Der nächste Coup im Sherman House ist schwieriger. Ohne Termin setzt sie sich in die Hotellobby – und wartet auf eine Gelegenheit, mit dem Manager zu sprechen. „Das war fast das Schwierigste, was ich je getan habe“, wird sie in demselben Interview erzählen. „Sie können sich nicht vorstellen, wie es damals für eine Frau war, allein durch eine Hotellobby zu gehen. Ich war noch nie ohne meinen Mann oder meinen Vater irgendwo gewesen – die Lobby kam mir kilometerweit vor. Ich dachte, ich würde bei jedem Schritt in Ohnmacht fallen, aber ich habe es überstanden – und als Belohnung bekam ich einen Auftrag über 800 Dollar.“

1888 bringt sie ihren Geschirrspüler in zwei Modellgrößen auf den Markt. Auf dem Weg zur skalierbaren Company folgt Schritt Nummer vier: Scaling up (die Marktdurchdringung) braucht Zeit. Erst 1893 – mit der Präsenz auf der Weltausstellung in Chicago – erzielt sie ihre ersten größeren Erfolge. Ihre Maschinen werden in den Restaurants der Messe eingesetzt und so einem großen Publikum bekannt.
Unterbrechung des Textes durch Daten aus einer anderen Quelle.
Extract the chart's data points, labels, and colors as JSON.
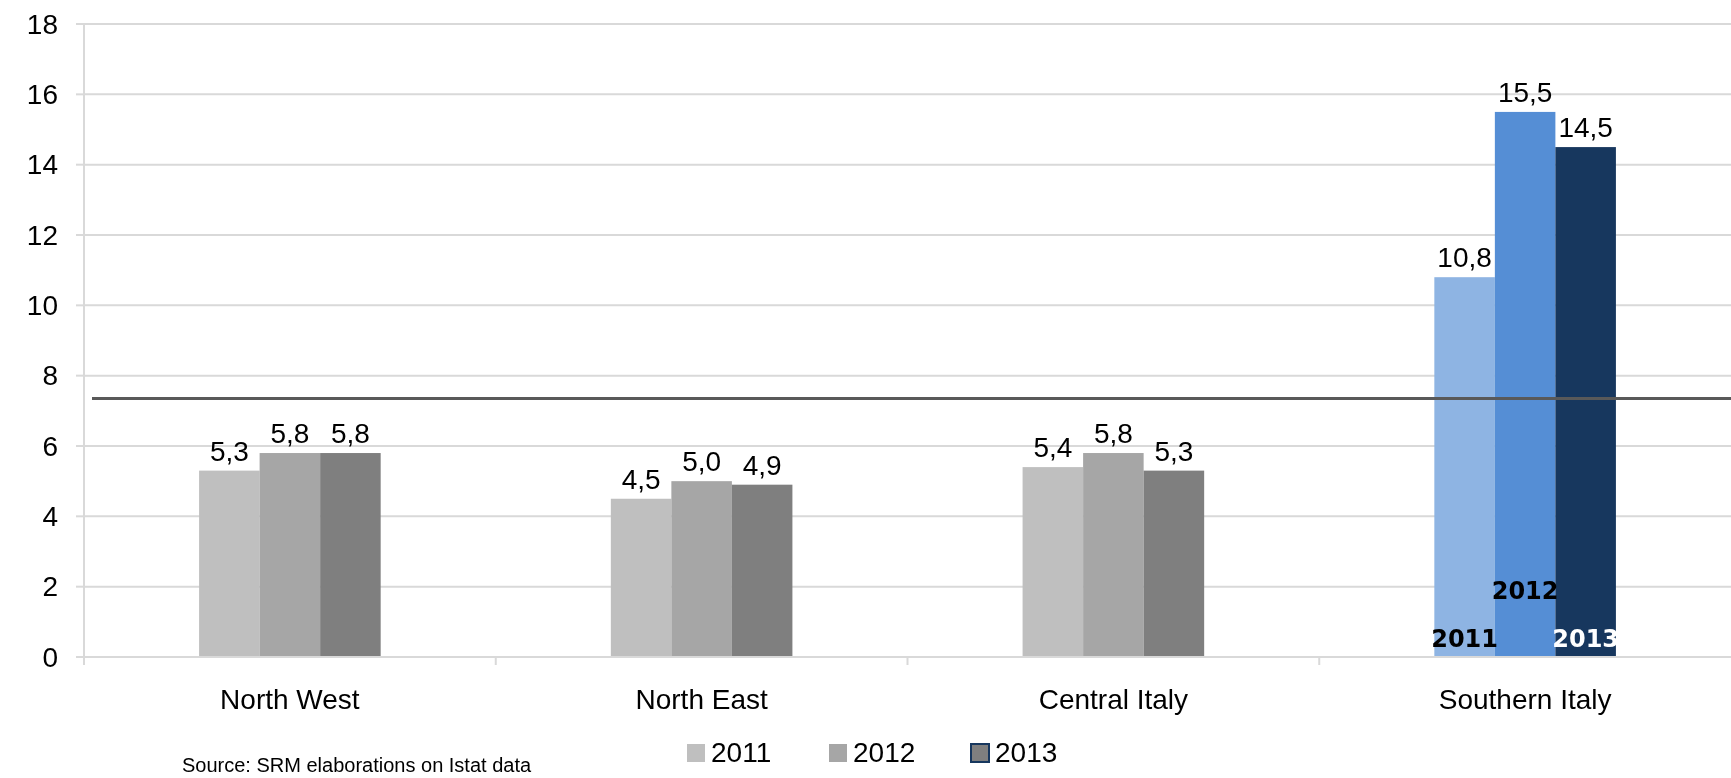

… führen schließlich zum Erfolg

1898 gründet Cochrane schließlich ihre eigene Fabrik – mit Angestellten, die ihre Ideen ernst nehmen und präzise umsetzen. Dennoch bleibt es ein steiniger Weg bis zum Erfolg. Zu Beginn des 20. Jahrhunderts sind Cochranes Spülmaschinen dann in Hotels und Restaurants in den USA und in Mexiko im Einsatz. Sie sparen bis zu 70 Prozent der Arbeitskosten und bringen auch noch einen weiteren Vorteil mit: Da die Geräte kochendes Wasser nutzen, gibt es keine Bakterien mehr auf dem Geschirr; das macht die Maschinen attraktiv für Spitäler und Schulen.

1912 – 14 Jahre nach Eröffnung der Fabrik – gelingt Josephine Cochrane der endgültige Durchbruch: Sie gewinnt Hotels wie das Biltmore und Kaufhäuser wie Lord & Taylor als strahlkräftige Kunden – nur ein Jahr bevor sie stirbt: 74 Jahre alt, wie viele Unternehmerinnen ihrer Zeit an Erschöpfung. Hausfrauen in den USA und Europa werden erst nach dem Zweiten Weltkrieg diesen „Segen für die Menschheit“ entdecken.